Как всегда в подобных случаях, ему захотелось вышвырнуть эту чересчур много о себе возомнившую корову на улицу, но он, опять же как всегда, взял себя в руки: секретаршей она была отменной, а если говорить о личных пристрастиях, то трудовое законодательство строго-настрого запрещает принимать на постоянную работу лиц, не достигших шестнадцатилетнего возраста.
На столе у охранника деликатно квакнул внутренний телефон. Охранник снял трубку, послушал, косясь на посетителя, а потом неохотно отступил с дороги и буркнул:
– Проходите. Третий этаж, по коридору налево.
Этим он, сам того не ведая, спас себе жизнь. И не только себе: Чиж имел твердое намерение во что бы то ни стало увидеться с «дядей Сашей» прямо сейчас, и собирался данное намерение осуществить, даже если бы для этого пришлось идти по трупам. Он знал, что другого случая уже не будет, и пер напролом с решимостью человека, которому нечего терять.
На службу он сегодня не пошел, даже не потрудившись позвонить Степану Кузьмичу и сказаться больным. Проблему нежелательных звонков и возможной слежки он решил, просто выключив мобильный телефон и оставив его на подоконнике в кухне. Варечка Наумова, конечно же, уже успела хорошенько все обдумать и поняла, наконец, что в призовой гонке за обручальным кольцом поставила не на ту лошадь.

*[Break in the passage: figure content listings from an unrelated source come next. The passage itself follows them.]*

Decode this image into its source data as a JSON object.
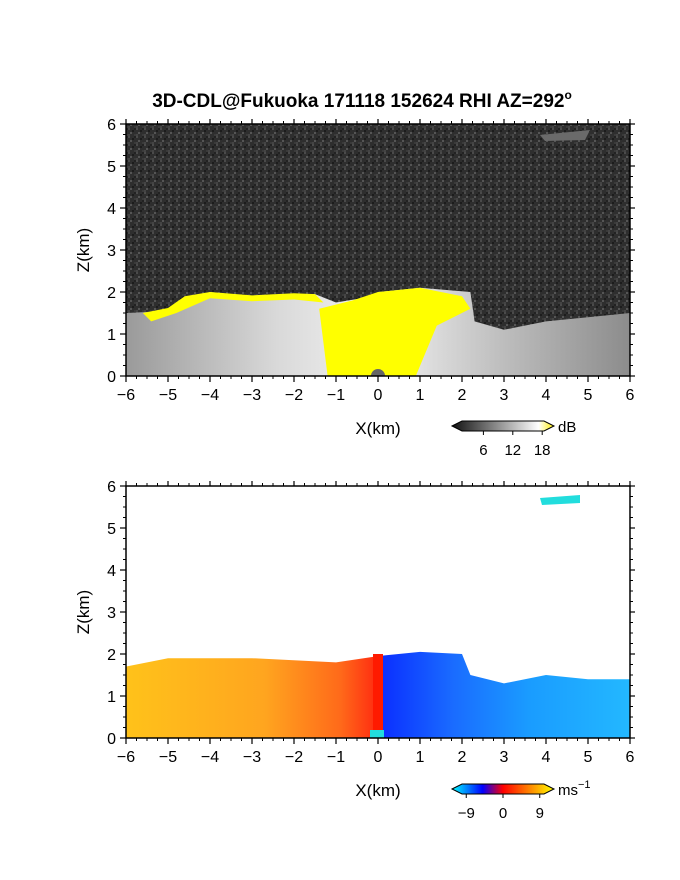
{
  "chart_data": [
    {
      "type": "heatmap",
      "title": "3D-CDL@Fukuoka 171118 152624 RHI AZ=292",
      "title_superscript": "o",
      "xlabel": "X(km)",
      "ylabel": "Z(km)",
      "xlim": [
        -6,
        6
      ],
      "ylim": [
        0,
        6
      ],
      "xticks": [
        "-6",
        "-5",
        "-4",
        "-3",
        "-2",
        "-1",
        "0",
        "1",
        "2",
        "3",
        "4",
        "5",
        "6"
      ],
      "yticks": [
        "0",
        "1",
        "2",
        "3",
        "4",
        "5",
        "6"
      ],
      "colorbar": {
        "ticks": [
          "6",
          "12",
          "18"
        ],
        "tick_values": [
          6,
          12,
          18
        ],
        "range": [
          0,
          20
        ],
        "unit": "dB",
        "colors": [
          "#111111",
          "#ffffff",
          "#ffee00"
        ]
      },
      "signal_top_km": [
        {
          "x": -6.0,
          "z": 1.5
        },
        {
          "x": -5.0,
          "z": 1.55
        },
        {
          "x": -4.5,
          "z": 1.85
        },
        {
          "x": -4.0,
          "z": 2.0
        },
        {
          "x": -3.0,
          "z": 1.9
        },
        {
          "x": -2.0,
          "z": 1.95
        },
        {
          "x": -1.5,
          "z": 1.95
        },
        {
          "x": -1.0,
          "z": 1.75
        },
        {
          "x": -0.1,
          "z": 1.9
        },
        {
          "x": 0.0,
          "z": 2.0
        },
        {
          "x": 1.0,
          "z": 2.1
        },
        {
          "x": 2.2,
          "z": 2.0
        },
        {
          "x": 2.3,
          "z": 1.3
        },
        {
          "x": 3.0,
          "z": 1.1
        },
        {
          "x": 4.0,
          "z": 1.3
        },
        {
          "x": 5.0,
          "z": 1.4
        },
        {
          "x": 6.0,
          "z": 1.5
        }
      ]
    },
    {
      "type": "heatmap",
      "xlabel": "X(km)",
      "ylabel": "Z(km)",
      "xlim": [
        -6,
        6
      ],
      "ylim": [
        0,
        6
      ],
      "xticks": [
        "-6",
        "-5",
        "-4",
        "-3",
        "-2",
        "-1",
        "0",
        "1",
        "2",
        "3",
        "4",
        "5",
        "6"
      ],
      "yticks": [
        "0",
        "1",
        "2",
        "3",
        "4",
        "5",
        "6"
      ],
      "colorbar": {
        "ticks": [
          "−9",
          "0",
          "9"
        ],
        "tick_values": [
          -9,
          0,
          9
        ],
        "range": [
          -12,
          12
        ],
        "unit": "ms",
        "unit_superscript": "−1",
        "colors": [
          "#00ffff",
          "#0000ff",
          "#ff0000",
          "#ffff00"
        ]
      },
      "velocity_field": {
        "negative_x_ms": 8,
        "near_zero_x_ms": 2,
        "positive_x_ms": -9,
        "far_positive_x_ms": -6
      },
      "signal_top_km": [
        {
          "x": -6.0,
          "z": 1.7
        },
        {
          "x": -5.0,
          "z": 1.9
        },
        {
          "x": -3.0,
          "z": 1.9
        },
        {
          "x": -1.0,
          "z": 1.8
        },
        {
          "x": 0.0,
          "z": 1.95
        },
        {
          "x": 1.0,
          "z": 2.05
        },
        {
          "x": 2.0,
          "z": 2.0
        },
        {
          "x": 2.2,
          "z": 1.5
        },
        {
          "x": 3.0,
          "z": 1.3
        },
        {
          "x": 4.0,
          "z": 1.5
        },
        {
          "x": 5.0,
          "z": 1.4
        },
        {
          "x": 6.0,
          "z": 1.4
        }
      ]
    }
  ]
}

Зная ее, Чиж мог предположить, что она попытается еще раз поговорить с ним, прежде чем отправится к прокурору и изложит ему свои выводы. Пока этого не случилось, он мог чувствовать себя в относительной безопасности. А потом… Что ж, в его ситуации никакого «потом», скорее всего, уже не будет. А если будет, то ему глубоко наплевать, каким оно окажется, это «потом»…

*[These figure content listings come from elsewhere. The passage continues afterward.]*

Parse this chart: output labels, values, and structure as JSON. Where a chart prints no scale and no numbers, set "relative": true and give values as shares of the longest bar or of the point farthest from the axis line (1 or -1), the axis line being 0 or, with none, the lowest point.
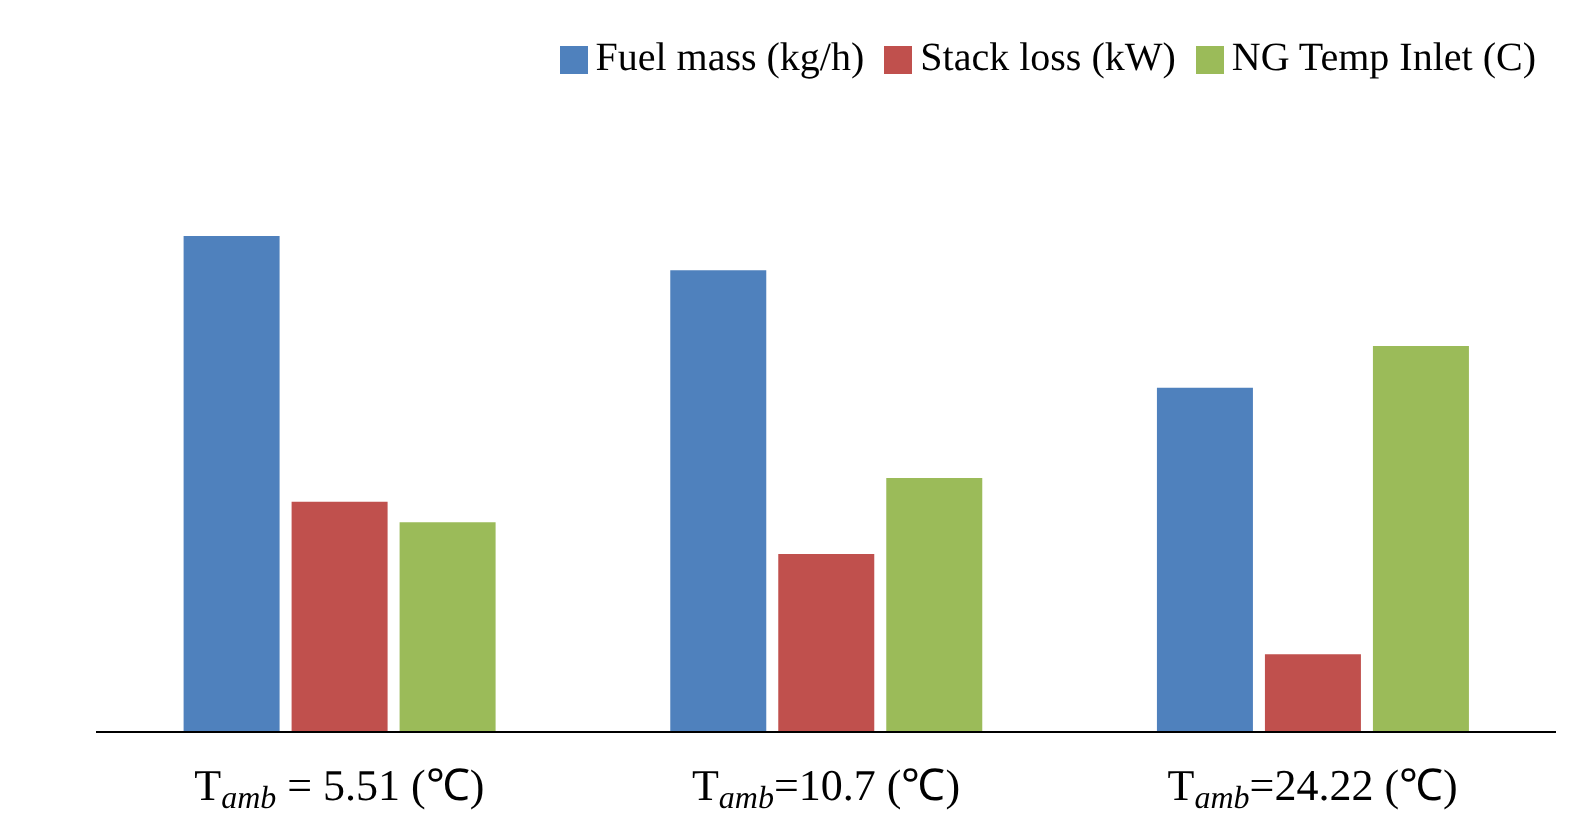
{
  "chart_data": {
    "type": "bar",
    "relative": true,
    "legend": "top right",
    "categories": [
      "T$_{amb}$ = 5.51 (℃)",
      "T$_{amb}$=10.7 (℃)",
      "T$_{amb}$=24.22 (℃)"
    ],
    "series": [
      {
        "name": "Fuel mass (kg/h)",
        "color": "#4f81bd",
        "values": [
          1,
          0.931,
          0.694
        ]
      },
      {
        "name": "Stack loss (kW)",
        "color": "#c0504d",
        "values": [
          0.464,
          0.359,
          0.157
        ]
      },
      {
        "name": "NG Temp Inlet (C)",
        "color": "#9bbb59",
        "values": [
          0.423,
          0.512,
          0.778
        ]
      }
    ]
  }
}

Чиж шел по устланному мягкой ковровой дорожкой коридору, упиваясь никогда прежде не испытанным ощущением полной, окончательной свободы. Он был в свободном полете, траектория которого сильно напоминала траекторию полета пули, выпущенной из снайперской винтовки. И если бы сейчас, в нескольких метрах от заветной двери, из-за угла выскочила целая толпа вооруженных охранников и расстреляла его в упор, Чиж бы нисколечко не расстроился. Он был бы спокоен и счастлив, корчась на пропитанной кровью ковровой дорожке: он сделал все, что было в его силах, и даже немножечко больше. Пуля не виновата, если между ней и целью неожиданно вырастает бетонная стена: пуле не дано изменить направление полета, огибая препятствие. Чиж тоже уже не мог ничего изменить: мосты были сожжены, курок спущен, и он летел в цель, наслаждаясь полетом и слыша, как ревет в ушах тугой поток встречного воздуха.
Возможно, его спокойствие было продиктовано вчерашним разговором с водителем синей «БМВ». Этот чудак в темных очках выглядел и говорил странно, но ему почему-то хотелось верить. Теперь Чиж знал самое главное: что бы ни случилось, надолго «дядя Саша» его не переживет.